Andre Agassi started sluggishly against Franco Squillari of Argentina but won 3-6, 7-5, 7-5, 6-3. Agassi blew a kiss to his fans after closing the match with three straight aces.
"The motivation is there, no question," said Agassi, seeded 13th.
He said his injured shoulder held up "pretty well." He next faces France's Arnaud Clement, who upset countryman Cedric Pioline 3-6, 3-6, 7-6 (10-8), 6-4, 6-3. Pioline, who reached the semifinals last year, failed on two match points in the third set.
Carlos Moya, admittedly nervous about defending his title, also had a rough time, beating Markus Hipfl of Austria 3-6, 1-6, 6-4, 6-2, 6-4.
Goran Ivanisevic became the first seeded player to fall, losing to Hicham Arazi of Morocco, 6-4, 1-6, 6-3, 6-1.
On the women's side, Martina Hingis, sisters Venus and Serena Williams and defending champion Arantxa Sanchez Vicario all won easily.
Kafelnikov, a French champion in 1996, has had a tough year since winning the Australian Open in January, winning only one tournament since and repeatedly losing in the first round.
"I've had my ups and downs," he said. "But I feel like my game is coming back now. I'd like to win once again."
Chang, who won the French in 1989 at 17, split the first two sets with Kafelnikov. Then the Russian cruised through the third 6-0. In the fourth, he had a match point at 5-3 and appeared to hit a winner but the shot was called out.
He double faulted and lost the game on the next point. At 6-5, he had another match point and another contested call. The set went to a tiebreaker, which Kafelnikov won 10-8.
Moya, seeded No. 4, played poorly in the first two sets, having trouble staying within the lines. Early in the fourth, Hipfl, ranked No. 92, began cramping. Moya, despite being down a break in the set, soon gained control.
"I never gave up and I had to fight a lot to win," Moya said. "The important thing is, I won."
Ivanisevic has had bad luck on the red clay in Paris. He lost last year in the first round as well, but didn't seem too upset after this latest loss.
"I played the tennis I was supposed to play," Ivanisevic said. "I lost, but there's nothing more to say."
Top-seeded Hingis breezed by Amanda Hopmans of the Netherlands 6-1, 6-4. Like Moya, Hingis said she was "always a bit nervous at the start of a Grand Slam."
She is headed for a second-round meeting with Amelie Mauresmo of France, whom she defeated in the Australian Open final this year after a flap about Mauresmo's sexual orientation.
Mauresmo, who is gay, defeaed American Tara Snyder 6-3, 6-3. She said what happened with Hingis will give her "more motivation to win.
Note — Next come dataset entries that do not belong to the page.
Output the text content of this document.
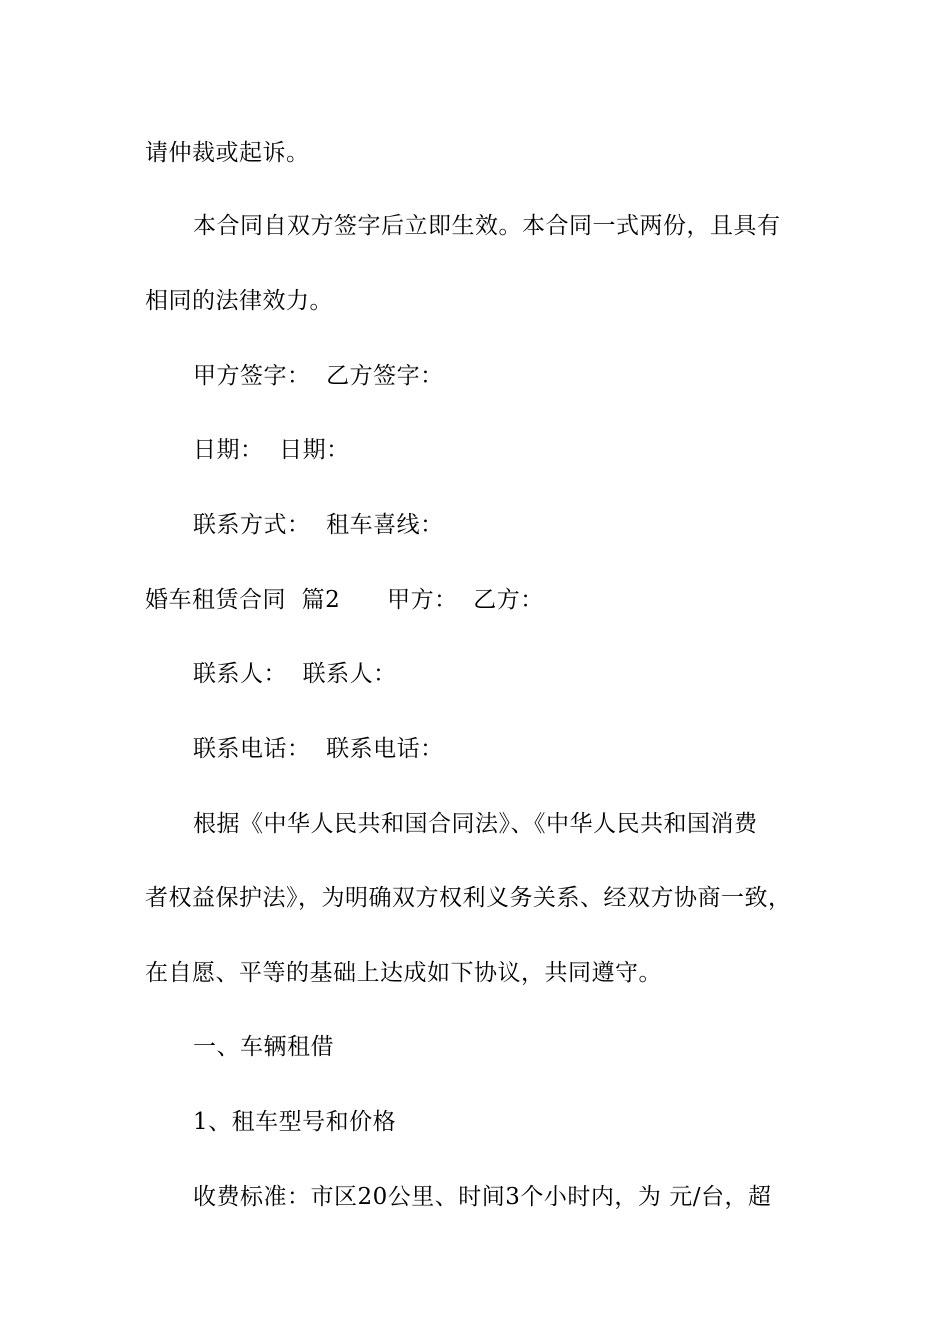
请仲裁或起诉。
本合同自双方签字后立即生效。本合同一式两份，且具有
相同的法律效力。
甲方签字：  乙方签字：
日期：  日期：
联系方式：  租车喜线：
婚车租赁合同  篇2      甲方：  乙方：
联系人：  联系人：
联系电话：  联系电话：
根据《中华人民共和国合同法》、《中华人民共和国消费
者权益保护法》，为明确双方权利义务关系、经双方协商一致，
在自愿、平等的基础上达成如下协议，共同遵守。
一、车辆租借
1、租车型号和价格
收费标准：市区20公里、时间3个小时内，为 元/台，超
And I will have the public behind me."
Hingis said: "It's definitely going to be a good match. It's going to be like a soccer match, like last time we played."
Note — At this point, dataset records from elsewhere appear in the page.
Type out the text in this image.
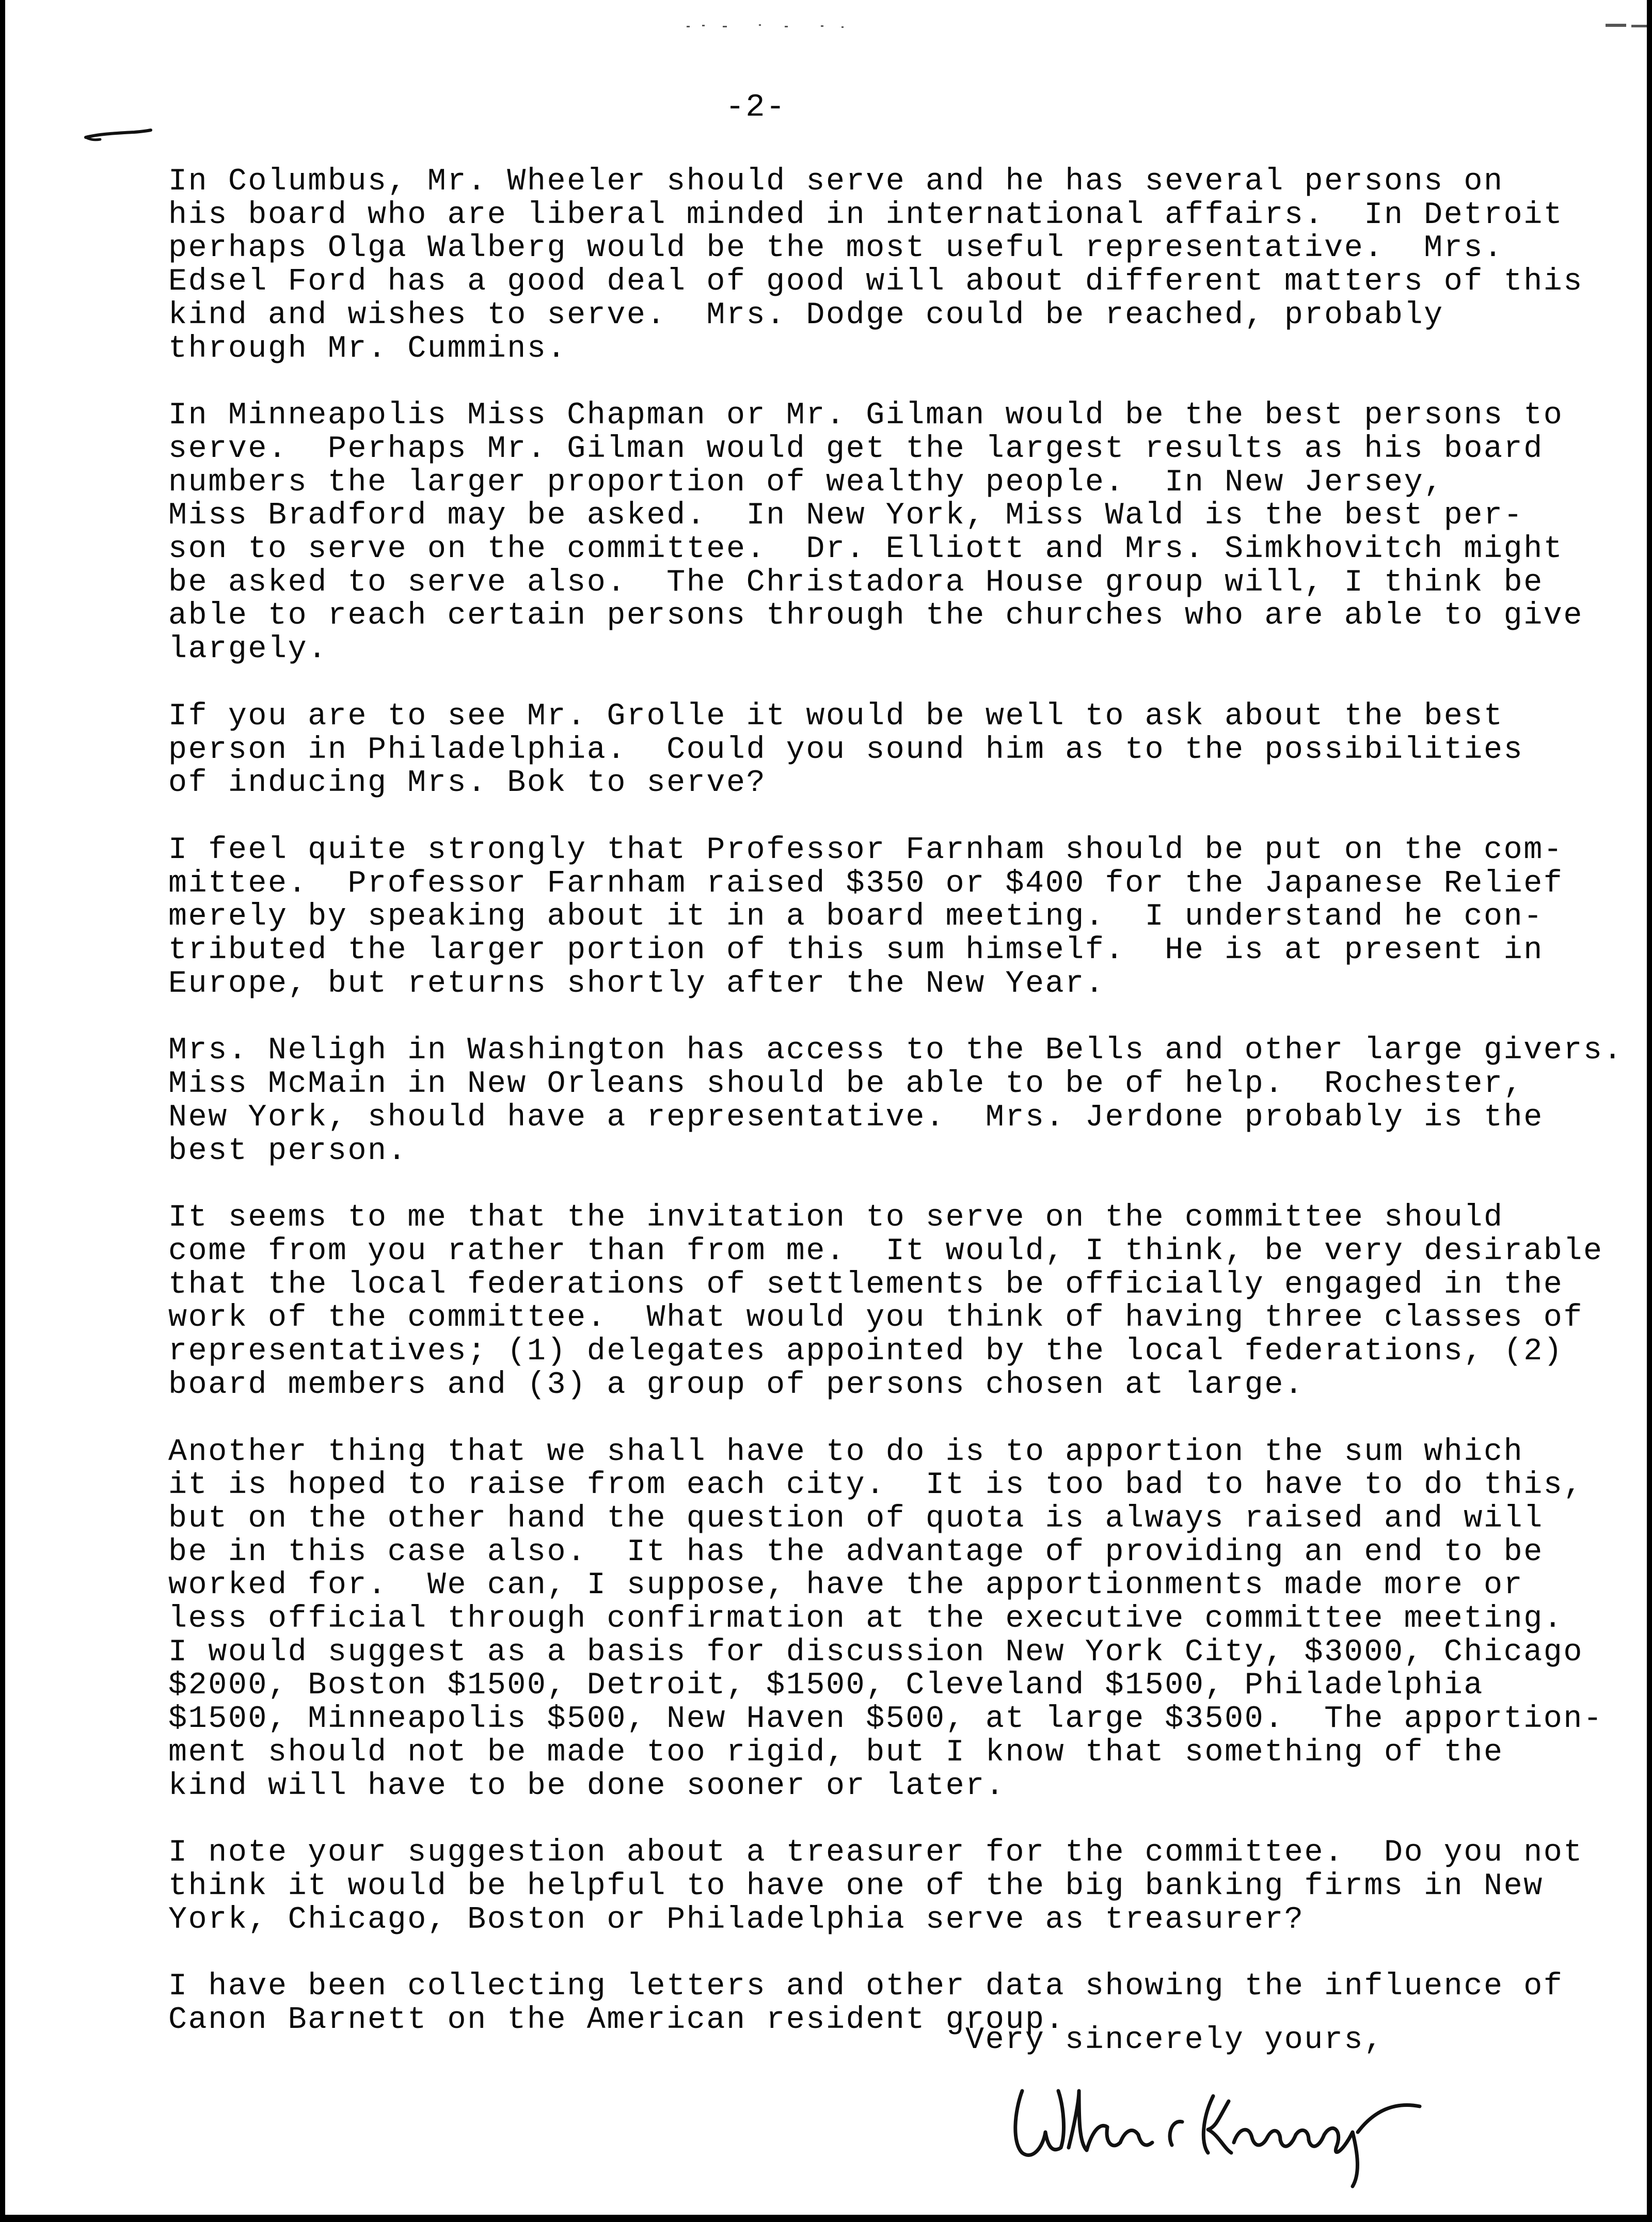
-2-

In Columbus, Mr. Wheeler should serve and he has several persons on
his board who are liberal minded in international affairs.  In Detroit
perhaps Olga Walberg would be the most useful representative.  Mrs.
Edsel Ford has a good deal of good will about different matters of this
kind and wishes to serve.  Mrs. Dodge could be reached, probably
through Mr. Cummins.

In Minneapolis Miss Chapman or Mr. Gilman would be the best persons to
serve.  Perhaps Mr. Gilman would get the largest results as his board
numbers the larger proportion of wealthy people.  In New Jersey,
Miss Bradford may be asked.  In New York, Miss Wald is the best per-
son to serve on the committee.  Dr. Elliott and Mrs. Simkhovitch might
be asked to serve also.  The Christadora House group will, I think be
able to reach certain persons through the churches who are able to give
largely.

If you are to see Mr. Grolle it would be well to ask about the best
person in Philadelphia.  Could you sound him as to the possibilities
of inducing Mrs. Bok to serve?

I feel quite strongly that Professor Farnham should be put on the com-
mittee.  Professor Farnham raised $350 or $400 for the Japanese Relief
merely by speaking about it in a board meeting.  I understand he con-
tributed the larger portion of this sum himself.  He is at present in
Europe, but returns shortly after the New Year.

Mrs. Neligh in Washington has access to the Bells and other large givers.
Miss McMain in New Orleans should be able to be of help.  Rochester,
New York, should have a representative.  Mrs. Jerdone probably is the
best person.

It seems to me that the invitation to serve on the committee should
come from you rather than from me.  It would, I think, be very desirable
that the local federations of settlements be officially engaged in the
work of the committee.  What would you think of having three classes of
representatives; (1) delegates appointed by the local federations, (2)
board members and (3) a group of persons chosen at large.

Another thing that we shall have to do is to apportion the sum which
it is hoped to raise from each city.  It is too bad to have to do this,
but on the other hand the question of quota is always raised and will
be in this case also.  It has the advantage of providing an end to be
worked for.  We can, I suppose, have the apportionments made more or
less official through confirmation at the executive committee meeting.
I would suggest as a basis for discussion New York City, $3000, Chicago
$2000, Boston $1500, Detroit, $1500, Cleveland $1500, Philadelphia
$1500, Minneapolis $500, New Haven $500, at large $3500.  The apportion-
ment should not be made too rigid, but I know that something of the
kind will have to be done sooner or later.

I note your suggestion about a treasurer for the committee.  Do you not
think it would be helpful to have one of the big banking firms in New
York, Chicago, Boston or Philadelphia serve as treasurer?

I have been collecting letters and other data showing the influence of
Canon Barnett on the American resident group.

Very sincerely yours,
Mauresmo beat Hingis at an indoor tournament in Paris in February.
Fifth-seeded Venus Williams coasted past Alex Fusai of France 6-1, 6-1, and Serena Williams beat Laurence Curtois of Belgium 6-4, 6-0.
Sanchez Vicario began defense of her title, downing Mirjana Lucic of Croatia 6-2, 6-2.
In other matches, No. 5 Richard Krajicek of the Netherlands downed American Jan-Michael Gambill 7-6 (7-4), 6-3, 6-2.
No. 9 Marcelo Rios of Chile won on his favorite surface, beating Axel Pretzsch of Germany 6-3, 6-2, 7-5.
Britain's Greg Rusedski, seeded 12th, beat David Prinosil of Germany, 6-4, 6-4, 6-7 (7-4), 6-4. Rusedski, a serve-and-volleyer, has said that he has as much chance of winning the French as seeing a UFO land.
Marat Safin of Russia, who emerged as a force at last year's French Open, defeated Jan Kroslak of Slovakia 6-2, 4-6, 6-3, 3-6, 6-2.
No. 4 Jana Novotna beat Ludmila Cervanova of Slovakia 6-2, 7-6 (7-4). American Mary Joe Fernandez defeated Alexia Dechaume-Balleret of France, 6-3, 6-2.